Iosif Kiràly


The comprehensive project Reconstructions explores various locales in Romania and Berlin with a view to their post-socialist changes. The photo collages bring into focus the way formerly symbol-laden structures and monuments are treated, or the different urban and economic developments in play. Each photographic work consists of numerous individual fragments that were captured at differing times (varying from minutes to years) in the same location. This fosters a multi-perspective view of a picture that, with temporal discontinuity, disjoints the apparent spatial continuity.

Fig. 1: Reconstruction – Berlin, Palast der Republik, 2004–2009, photo collage, 88.5 x 300 cm

Fig. 2: Reconstruction – Mogosoaia, Lenin and Groza, 2007–2009, photo collage, 126 x 170.5 cm

Excerpts of an Interview by Ileana Pintilie, 2009

How did you come up with the system of panoramic photography in Reconstructions (and elsewhere)? What were the first variants, the beginning of this multilayered perception?

The perception of time, the distortions of memory, and the dynamics of changes that affect our perception of individuals, objects, and urban spaces, at different speed levels were fascinating to me years before I began this project. I have sought and experimented with different visual formats before finding the one through which I could better express such concepts. My pursuit of a visual language that would be adequate to the Reconstructions project developed in the context of a profound shift in the field of photography, namely the abrupt transition from analog to digital technology. The first “reconstructions” were photo montages that consisted of photographs/ snapshots taken with film-based cameras. By the end of the 1990s, I purchased a camera that could inscribe each photograph with the time, date, and year in which it was taken. In this preliminary stage of the project, the time-code was visible in all the fragments (snapshots) that made up the “reconstruction.” After realizing the possibilities of digital technology and the fact that it could help me to better develop this project both from a conceptual standpoint and from a visual one (for example, digital photography made it easier to zoom-in and zoom-out from an image, and to navigate through the different visual layers of a panorama), I began to work exclusively with digital cameras and computers. The act of taking a photograph with a digital camera is not radically different from its analog equivalent. However, constructing the panoramas (photo montages) using digital technology is a totally different experience because instead of using scissors and adhesive tape I use computers, software programs, graphic tablets, digital pens, and erasers.

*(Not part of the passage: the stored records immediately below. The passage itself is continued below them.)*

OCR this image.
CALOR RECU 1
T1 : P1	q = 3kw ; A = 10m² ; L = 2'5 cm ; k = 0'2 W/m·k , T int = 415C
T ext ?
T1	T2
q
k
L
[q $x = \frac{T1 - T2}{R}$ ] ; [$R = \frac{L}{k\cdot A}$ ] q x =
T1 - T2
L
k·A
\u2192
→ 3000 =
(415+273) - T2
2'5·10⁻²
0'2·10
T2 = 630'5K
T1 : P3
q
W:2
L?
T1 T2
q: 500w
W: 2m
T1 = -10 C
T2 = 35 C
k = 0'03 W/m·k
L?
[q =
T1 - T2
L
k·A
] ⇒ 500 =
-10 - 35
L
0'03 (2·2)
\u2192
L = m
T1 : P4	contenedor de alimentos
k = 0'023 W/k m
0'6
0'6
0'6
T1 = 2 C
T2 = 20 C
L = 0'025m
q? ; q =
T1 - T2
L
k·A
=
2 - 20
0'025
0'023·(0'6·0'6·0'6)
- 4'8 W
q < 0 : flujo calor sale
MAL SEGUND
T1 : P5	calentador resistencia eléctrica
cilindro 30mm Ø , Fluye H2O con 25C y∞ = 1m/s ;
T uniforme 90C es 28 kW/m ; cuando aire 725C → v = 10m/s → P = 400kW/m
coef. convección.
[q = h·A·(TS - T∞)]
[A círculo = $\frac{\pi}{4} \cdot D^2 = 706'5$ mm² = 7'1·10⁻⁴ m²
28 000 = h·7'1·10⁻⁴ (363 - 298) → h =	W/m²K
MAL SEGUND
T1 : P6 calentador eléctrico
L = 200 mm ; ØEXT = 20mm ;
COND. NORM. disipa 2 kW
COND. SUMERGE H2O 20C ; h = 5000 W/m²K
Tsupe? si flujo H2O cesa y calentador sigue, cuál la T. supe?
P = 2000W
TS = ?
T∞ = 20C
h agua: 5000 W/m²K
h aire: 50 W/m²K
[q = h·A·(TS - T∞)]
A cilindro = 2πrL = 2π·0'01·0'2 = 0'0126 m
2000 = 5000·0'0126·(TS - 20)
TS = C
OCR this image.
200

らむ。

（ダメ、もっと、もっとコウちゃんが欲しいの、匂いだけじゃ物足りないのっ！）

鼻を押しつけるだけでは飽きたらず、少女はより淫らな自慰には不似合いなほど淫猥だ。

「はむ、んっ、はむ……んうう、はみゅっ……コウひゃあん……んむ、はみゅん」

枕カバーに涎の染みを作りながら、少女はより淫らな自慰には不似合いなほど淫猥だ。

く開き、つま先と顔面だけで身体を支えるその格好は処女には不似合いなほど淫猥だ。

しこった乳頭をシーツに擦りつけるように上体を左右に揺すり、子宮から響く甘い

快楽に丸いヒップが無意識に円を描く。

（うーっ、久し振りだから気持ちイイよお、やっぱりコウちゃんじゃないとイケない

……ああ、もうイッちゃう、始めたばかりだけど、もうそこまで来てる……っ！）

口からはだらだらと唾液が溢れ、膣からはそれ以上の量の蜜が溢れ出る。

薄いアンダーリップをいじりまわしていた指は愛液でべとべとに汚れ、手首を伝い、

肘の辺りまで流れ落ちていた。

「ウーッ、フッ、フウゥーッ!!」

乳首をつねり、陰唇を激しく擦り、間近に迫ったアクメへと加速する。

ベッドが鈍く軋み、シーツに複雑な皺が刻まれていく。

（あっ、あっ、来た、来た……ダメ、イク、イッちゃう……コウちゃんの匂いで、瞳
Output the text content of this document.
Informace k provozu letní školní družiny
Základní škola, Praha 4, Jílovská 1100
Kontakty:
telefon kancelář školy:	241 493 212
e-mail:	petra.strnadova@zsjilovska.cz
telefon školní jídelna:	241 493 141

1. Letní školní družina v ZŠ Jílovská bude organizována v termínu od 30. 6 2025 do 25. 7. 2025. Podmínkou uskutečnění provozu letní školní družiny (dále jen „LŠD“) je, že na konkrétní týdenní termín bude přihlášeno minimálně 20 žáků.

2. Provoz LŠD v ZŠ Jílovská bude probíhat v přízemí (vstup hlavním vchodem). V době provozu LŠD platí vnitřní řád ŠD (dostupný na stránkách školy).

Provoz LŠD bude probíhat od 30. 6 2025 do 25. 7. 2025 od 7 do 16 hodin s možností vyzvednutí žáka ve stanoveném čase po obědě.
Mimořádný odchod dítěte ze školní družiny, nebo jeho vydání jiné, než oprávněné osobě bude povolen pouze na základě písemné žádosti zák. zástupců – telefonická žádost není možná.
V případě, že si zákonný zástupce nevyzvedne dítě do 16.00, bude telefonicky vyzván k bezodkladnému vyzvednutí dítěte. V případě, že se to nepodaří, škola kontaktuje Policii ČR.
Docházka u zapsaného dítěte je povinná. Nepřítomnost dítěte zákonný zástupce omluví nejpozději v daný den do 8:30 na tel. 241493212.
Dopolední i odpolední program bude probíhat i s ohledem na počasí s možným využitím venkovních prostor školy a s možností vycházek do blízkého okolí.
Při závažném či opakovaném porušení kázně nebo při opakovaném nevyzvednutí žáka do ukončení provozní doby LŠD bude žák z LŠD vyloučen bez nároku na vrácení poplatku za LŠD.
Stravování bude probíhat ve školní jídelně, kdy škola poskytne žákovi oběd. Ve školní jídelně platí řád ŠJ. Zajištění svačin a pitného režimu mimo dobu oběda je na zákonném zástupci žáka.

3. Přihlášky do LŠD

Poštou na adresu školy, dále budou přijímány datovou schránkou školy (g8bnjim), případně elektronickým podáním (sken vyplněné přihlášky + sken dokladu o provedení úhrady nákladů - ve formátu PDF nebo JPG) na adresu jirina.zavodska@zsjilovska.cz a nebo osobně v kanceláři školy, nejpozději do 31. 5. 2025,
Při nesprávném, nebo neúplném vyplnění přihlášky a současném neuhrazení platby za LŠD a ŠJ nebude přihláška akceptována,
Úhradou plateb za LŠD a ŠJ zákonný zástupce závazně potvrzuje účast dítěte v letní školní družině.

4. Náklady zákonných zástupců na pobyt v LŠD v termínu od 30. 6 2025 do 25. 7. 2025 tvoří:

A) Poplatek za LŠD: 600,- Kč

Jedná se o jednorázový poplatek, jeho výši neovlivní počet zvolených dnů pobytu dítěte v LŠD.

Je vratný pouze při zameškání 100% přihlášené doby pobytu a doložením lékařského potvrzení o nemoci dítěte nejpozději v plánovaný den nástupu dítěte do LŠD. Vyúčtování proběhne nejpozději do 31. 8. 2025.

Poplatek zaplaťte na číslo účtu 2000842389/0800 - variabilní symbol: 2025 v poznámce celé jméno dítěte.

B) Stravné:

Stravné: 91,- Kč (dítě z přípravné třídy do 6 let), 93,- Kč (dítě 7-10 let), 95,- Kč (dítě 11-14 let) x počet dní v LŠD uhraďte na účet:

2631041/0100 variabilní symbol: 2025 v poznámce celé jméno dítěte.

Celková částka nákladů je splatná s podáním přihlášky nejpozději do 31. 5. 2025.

To what extent is your photography an objective or a subjective document, stemming from immediate perception, as well as memory?

The function of objectively documenting reality, which has been photography’s claim since its inception, is becoming more and more controversial. Nowadays, when the photographic image can be produced, modified, and disseminated more widely and efficiently than ever, we are confronted with a bizarre phenomenon. On the one hand, the credibility of a photograph from the documentary point of view is greatly diminished, yet on the other hand our fear of becoming the subject of an unauthorized photograph has increased. Photography is increasingly perceived as a powerful instrument that does not document reality but rather manipulates it. My own photographs—I’m referring to the Reconstructions series—are meta-images, subjective interpretations of reality produced from objective fragments (component snapshots). In film there is a term for this kind of work: “docu-fiction,” namely a fiction film made from documentary footage.

Do you feel particularly close to a certain theme, such as the urban landscape? Or are you more interested in doing research into society? [...]

Yes, the “urban landscape” is an important theme for me but not in the sense of architecture photography. It is one of the places in or through which one can see certain tendencies of society that populates and continuously changes the “landscape.” In my photographic research, it has been my collaboration with Mariana Celac (and my acquaintance with her extraordinary research in the field of urban development/ evolution) that helped me even more than my background as an architect. Together we have made many photographic trips and we have had many discussions about my photographs. [...]

Many of your photos, especially those inspired by Bucharest, seem to be also a social commentary (I am referring to the emblematic snapshots of stray dogs, for example). To what extent does this apply to the photos inspired by other locations, such as those taken in Iran?

I generally do not start with the idea of making explicit social or political commentaries in my photographs. However, I do not exclude the possibility of such commentaries being made by certain viewers in relation to these images. I will tell you an anecdote: once a reporter from a Romanian TV channel came together with a cameraman for documenting one of my exhibitions on the Reconstructions project. While they were filming the exhibition, a well-known Romanian philosopher entered the gallery. After he had seen the work on display the reporter approached him for a short interview: “Mr. X, does it seem to you that the author of these photographs managed to represent in any way the matter of memory and of the passing of time in his images?” The philosopher replied: “What time? What memory? I do not see memory or the passing of time. I would rather construe these images as urban landscapes that speak to Romania’s decline of and the fact that it has been anesthetized by so many disastrous governments with their mixing of traces of Communism with aggressive and inhumane neo-liberalism.” I think that certain information regarding the past and the present, or regarding mentalities and political configurations, can be inferred from the panoramas even when it comes to places in which I did not photograph as systematically as in Romania.